Political advertising – demand for full disclosure
The committee adds that tech companies must address the issue of shell companies and other professional attempts to hide identity in advert purchasing, especially around political advertising—both within and outside campaigning periods. There should be full disclosure of the targeting used as part of advertising transparency. The Government should explore ways of regulating the use of external targeting on social media platforms, such as Facebook’s Custom Audiences.
Member of Parliament, Damian Collins, Chair of the DCMS Committee said: “Democracy is at risk from the malicious and relentless targeting of citizens with disinformation and personalised ‘dark adverts’ from unidentifiable sources, delivered through the major social media platforms we use everyday. Much of this is directed from agencies working in foreign countries, including Russia.
“The big tech companies are failing in the duty of care they owe to their users to act against harmful content, and to respect their data privacy rights.
“Companies like Facebook exercise massive market power which enables them to make money by bullying the smaller technology companies and developers who rely on this platform to reach their customers.
“We need a radical shift in the balance of power between the platforms and the people. The age of inadequate self regulation must come to an end. The rights of the citizen need to be established in statute, by requiring the tech companies to adhere to a code of conduct written into law by Parliament, and overseen by an independent regulator.”

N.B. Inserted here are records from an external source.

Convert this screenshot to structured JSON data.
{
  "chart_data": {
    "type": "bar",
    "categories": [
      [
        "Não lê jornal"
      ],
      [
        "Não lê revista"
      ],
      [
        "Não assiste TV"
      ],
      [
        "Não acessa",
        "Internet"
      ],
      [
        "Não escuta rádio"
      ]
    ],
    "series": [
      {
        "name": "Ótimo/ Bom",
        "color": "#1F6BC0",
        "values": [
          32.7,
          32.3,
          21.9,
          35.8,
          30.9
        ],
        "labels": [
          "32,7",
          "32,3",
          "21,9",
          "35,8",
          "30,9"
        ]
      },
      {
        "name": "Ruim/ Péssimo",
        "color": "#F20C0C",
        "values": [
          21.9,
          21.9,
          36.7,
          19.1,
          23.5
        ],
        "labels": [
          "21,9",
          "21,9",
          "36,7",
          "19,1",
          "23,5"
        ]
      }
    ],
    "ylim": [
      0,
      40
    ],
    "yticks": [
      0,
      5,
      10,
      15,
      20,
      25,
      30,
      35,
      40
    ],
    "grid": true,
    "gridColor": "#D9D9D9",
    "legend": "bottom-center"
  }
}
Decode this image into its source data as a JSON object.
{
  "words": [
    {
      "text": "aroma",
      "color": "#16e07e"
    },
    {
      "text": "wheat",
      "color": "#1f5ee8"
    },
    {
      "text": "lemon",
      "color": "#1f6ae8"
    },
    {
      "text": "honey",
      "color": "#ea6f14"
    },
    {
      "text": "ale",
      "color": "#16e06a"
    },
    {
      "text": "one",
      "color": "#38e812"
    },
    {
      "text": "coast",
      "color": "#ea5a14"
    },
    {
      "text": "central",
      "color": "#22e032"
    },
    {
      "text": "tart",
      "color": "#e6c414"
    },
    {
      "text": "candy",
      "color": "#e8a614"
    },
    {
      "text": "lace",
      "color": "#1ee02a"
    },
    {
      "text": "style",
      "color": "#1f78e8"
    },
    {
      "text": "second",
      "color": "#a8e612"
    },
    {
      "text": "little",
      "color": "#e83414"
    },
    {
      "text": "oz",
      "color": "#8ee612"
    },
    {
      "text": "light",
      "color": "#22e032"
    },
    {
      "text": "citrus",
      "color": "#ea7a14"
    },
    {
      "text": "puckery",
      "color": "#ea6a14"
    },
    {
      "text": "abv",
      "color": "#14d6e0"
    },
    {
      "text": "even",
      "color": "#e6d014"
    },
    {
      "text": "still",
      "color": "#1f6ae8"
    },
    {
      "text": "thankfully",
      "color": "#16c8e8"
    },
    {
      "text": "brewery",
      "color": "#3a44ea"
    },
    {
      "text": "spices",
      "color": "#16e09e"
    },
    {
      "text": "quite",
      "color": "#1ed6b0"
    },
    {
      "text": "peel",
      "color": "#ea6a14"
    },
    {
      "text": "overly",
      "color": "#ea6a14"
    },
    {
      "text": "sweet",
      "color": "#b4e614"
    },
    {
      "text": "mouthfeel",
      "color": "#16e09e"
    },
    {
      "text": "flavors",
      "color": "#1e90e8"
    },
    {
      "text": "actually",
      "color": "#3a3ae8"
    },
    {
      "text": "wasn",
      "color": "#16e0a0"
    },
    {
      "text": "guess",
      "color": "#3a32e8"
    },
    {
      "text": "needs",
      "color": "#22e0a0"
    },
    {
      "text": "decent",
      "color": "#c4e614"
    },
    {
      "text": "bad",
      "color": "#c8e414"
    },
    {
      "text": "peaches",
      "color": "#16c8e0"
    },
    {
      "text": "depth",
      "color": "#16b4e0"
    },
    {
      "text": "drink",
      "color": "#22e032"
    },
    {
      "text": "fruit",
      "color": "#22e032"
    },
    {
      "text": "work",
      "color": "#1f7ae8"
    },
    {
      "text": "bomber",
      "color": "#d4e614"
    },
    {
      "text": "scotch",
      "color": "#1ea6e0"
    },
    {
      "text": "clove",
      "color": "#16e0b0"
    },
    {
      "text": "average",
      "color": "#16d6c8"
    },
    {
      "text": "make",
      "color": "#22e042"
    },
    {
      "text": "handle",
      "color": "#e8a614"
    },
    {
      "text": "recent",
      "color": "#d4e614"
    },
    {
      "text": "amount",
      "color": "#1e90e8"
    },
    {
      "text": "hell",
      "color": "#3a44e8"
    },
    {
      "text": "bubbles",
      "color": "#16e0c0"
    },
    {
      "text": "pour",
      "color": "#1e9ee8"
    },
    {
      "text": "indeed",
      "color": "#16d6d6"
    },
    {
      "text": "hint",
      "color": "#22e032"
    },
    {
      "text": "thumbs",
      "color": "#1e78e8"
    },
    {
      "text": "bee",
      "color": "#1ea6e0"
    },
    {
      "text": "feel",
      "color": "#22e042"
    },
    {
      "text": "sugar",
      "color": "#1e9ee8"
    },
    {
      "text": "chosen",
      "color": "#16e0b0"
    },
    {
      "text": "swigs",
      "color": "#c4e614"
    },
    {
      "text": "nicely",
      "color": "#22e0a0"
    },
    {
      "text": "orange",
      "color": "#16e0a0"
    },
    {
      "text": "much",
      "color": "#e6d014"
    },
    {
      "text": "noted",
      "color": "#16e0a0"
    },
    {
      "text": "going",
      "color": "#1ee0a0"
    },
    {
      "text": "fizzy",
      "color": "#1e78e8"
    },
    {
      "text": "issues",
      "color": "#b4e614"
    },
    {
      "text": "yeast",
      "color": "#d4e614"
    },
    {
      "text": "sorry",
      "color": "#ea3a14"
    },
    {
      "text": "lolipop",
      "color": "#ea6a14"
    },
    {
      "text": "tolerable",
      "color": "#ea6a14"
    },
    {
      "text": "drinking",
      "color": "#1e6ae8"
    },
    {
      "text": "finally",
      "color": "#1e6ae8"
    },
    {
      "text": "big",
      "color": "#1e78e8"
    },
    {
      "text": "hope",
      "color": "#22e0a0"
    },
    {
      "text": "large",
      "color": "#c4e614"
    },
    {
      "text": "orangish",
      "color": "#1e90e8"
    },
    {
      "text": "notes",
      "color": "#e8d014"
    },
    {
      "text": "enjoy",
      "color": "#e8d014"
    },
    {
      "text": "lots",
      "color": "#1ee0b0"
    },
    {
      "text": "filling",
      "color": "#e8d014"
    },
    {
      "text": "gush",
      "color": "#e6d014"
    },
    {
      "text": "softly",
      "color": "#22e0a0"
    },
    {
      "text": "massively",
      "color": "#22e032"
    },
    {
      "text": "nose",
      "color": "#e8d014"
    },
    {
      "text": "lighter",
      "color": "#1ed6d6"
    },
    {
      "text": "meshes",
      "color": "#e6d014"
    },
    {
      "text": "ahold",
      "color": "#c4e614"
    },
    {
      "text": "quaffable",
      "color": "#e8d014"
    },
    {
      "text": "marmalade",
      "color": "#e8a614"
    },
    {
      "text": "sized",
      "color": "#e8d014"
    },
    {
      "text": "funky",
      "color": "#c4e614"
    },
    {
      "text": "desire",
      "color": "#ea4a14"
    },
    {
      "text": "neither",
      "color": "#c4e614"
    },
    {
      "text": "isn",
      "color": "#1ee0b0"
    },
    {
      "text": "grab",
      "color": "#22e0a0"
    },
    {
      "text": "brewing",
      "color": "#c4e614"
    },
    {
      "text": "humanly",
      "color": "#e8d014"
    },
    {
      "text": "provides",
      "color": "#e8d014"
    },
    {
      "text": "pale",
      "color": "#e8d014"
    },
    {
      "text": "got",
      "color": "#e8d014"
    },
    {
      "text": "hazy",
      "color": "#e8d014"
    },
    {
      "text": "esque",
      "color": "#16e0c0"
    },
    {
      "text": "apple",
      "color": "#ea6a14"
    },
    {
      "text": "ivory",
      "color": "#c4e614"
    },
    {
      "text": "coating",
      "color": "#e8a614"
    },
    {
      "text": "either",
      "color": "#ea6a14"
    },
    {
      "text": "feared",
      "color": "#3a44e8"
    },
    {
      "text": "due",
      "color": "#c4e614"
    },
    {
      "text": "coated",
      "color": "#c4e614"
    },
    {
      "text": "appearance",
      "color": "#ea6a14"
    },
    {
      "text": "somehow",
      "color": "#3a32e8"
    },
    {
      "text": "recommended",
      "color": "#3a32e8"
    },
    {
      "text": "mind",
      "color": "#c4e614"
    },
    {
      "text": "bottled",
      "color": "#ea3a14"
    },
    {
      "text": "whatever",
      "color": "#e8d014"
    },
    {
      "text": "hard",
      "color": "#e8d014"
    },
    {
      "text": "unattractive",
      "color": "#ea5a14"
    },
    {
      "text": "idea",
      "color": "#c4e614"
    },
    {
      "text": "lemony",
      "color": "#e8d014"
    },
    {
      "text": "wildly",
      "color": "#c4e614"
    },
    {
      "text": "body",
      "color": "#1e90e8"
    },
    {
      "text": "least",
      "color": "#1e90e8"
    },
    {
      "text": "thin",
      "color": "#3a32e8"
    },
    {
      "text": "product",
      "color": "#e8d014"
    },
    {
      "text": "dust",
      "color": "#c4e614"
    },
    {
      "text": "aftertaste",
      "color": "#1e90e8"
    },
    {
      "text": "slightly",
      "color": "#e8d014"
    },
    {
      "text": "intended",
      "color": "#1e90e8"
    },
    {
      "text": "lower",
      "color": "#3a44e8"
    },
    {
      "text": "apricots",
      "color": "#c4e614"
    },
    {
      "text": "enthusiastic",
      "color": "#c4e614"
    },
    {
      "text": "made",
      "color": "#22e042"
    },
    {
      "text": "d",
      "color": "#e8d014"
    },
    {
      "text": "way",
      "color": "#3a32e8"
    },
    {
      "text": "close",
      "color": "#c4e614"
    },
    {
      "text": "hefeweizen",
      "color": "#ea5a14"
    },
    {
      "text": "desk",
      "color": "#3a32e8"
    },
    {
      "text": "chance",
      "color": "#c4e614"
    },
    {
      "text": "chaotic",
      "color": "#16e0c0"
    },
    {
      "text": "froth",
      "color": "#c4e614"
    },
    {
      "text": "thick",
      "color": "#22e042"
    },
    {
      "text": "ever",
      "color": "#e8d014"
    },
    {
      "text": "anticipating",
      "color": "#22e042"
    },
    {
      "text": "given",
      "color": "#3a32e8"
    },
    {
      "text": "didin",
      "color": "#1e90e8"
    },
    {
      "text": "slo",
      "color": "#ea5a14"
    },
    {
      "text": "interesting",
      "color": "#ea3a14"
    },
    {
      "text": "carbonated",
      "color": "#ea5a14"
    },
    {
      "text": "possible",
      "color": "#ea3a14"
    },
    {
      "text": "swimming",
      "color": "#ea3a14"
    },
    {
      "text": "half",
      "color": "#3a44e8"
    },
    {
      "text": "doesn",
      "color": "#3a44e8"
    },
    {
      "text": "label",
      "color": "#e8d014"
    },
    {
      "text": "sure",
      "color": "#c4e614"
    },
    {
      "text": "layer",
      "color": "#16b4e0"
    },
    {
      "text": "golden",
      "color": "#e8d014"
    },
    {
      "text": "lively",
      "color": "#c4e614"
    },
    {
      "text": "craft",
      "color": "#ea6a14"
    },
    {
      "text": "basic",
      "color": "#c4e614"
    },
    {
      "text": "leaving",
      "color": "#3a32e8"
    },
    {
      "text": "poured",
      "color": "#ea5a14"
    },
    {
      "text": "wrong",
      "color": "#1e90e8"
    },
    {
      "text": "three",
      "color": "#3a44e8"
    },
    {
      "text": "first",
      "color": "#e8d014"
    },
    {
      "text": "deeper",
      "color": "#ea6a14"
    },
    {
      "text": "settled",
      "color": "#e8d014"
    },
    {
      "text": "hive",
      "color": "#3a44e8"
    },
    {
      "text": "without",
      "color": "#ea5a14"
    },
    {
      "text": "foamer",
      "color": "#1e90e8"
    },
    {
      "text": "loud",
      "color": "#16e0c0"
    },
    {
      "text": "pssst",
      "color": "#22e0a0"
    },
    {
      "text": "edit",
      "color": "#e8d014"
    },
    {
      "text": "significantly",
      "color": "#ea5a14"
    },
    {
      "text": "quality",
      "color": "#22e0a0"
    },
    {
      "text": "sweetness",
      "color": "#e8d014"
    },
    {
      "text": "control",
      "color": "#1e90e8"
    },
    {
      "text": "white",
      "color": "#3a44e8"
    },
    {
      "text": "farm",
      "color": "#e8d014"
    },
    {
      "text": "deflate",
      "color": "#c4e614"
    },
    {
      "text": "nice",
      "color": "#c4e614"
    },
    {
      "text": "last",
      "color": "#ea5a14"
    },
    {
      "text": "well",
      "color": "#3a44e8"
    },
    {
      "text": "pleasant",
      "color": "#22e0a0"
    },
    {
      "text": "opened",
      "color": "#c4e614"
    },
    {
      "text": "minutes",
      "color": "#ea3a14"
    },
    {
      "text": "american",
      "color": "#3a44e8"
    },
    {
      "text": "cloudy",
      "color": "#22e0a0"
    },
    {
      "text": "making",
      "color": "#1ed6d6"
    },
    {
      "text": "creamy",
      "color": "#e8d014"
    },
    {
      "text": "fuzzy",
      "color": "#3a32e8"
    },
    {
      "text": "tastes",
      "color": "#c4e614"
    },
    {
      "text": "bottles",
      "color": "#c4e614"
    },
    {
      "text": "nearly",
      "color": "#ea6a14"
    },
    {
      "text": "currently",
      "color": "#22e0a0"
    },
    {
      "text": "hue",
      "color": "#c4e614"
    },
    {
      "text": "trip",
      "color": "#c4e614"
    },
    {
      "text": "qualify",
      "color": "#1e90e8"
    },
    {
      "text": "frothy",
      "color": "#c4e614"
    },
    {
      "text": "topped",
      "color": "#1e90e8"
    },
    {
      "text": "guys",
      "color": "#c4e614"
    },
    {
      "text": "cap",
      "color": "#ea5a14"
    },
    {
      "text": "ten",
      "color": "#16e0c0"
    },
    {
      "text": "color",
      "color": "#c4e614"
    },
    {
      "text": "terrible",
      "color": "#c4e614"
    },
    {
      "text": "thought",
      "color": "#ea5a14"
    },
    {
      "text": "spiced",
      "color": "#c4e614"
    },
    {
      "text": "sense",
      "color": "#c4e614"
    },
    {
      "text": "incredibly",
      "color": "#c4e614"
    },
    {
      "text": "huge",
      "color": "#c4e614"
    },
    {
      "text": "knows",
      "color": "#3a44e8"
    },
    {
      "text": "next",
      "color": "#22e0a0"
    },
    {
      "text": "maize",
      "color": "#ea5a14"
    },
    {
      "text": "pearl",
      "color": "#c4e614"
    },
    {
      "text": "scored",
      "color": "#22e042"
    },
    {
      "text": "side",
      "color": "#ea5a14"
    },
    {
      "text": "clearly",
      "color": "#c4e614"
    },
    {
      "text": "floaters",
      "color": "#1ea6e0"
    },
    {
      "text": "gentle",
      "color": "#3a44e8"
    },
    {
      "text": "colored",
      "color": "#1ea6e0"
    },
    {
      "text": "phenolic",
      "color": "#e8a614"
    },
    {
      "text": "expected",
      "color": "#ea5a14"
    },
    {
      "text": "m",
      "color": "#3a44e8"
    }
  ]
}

Collins also called on Facebook chief executive to answer the committee’s questions having failed to do so.
Zuckerberg – still wanted
“Even if Mark Zuckerberg doesn’t believe he is accountable to the UK Parliament, he is to the billions of Facebook users across the world. Evidence uncovered by my Committee shows he still has questions to answer yet he’s continued to duck them, refusing to respond to our invitations directly or sending representatives who don’t have the right information. Mark Zuckerberg continually fails to show the levels of leadership and personal responsibility that should be expected from someone who sits at the top of one of the world’s biggest companies.”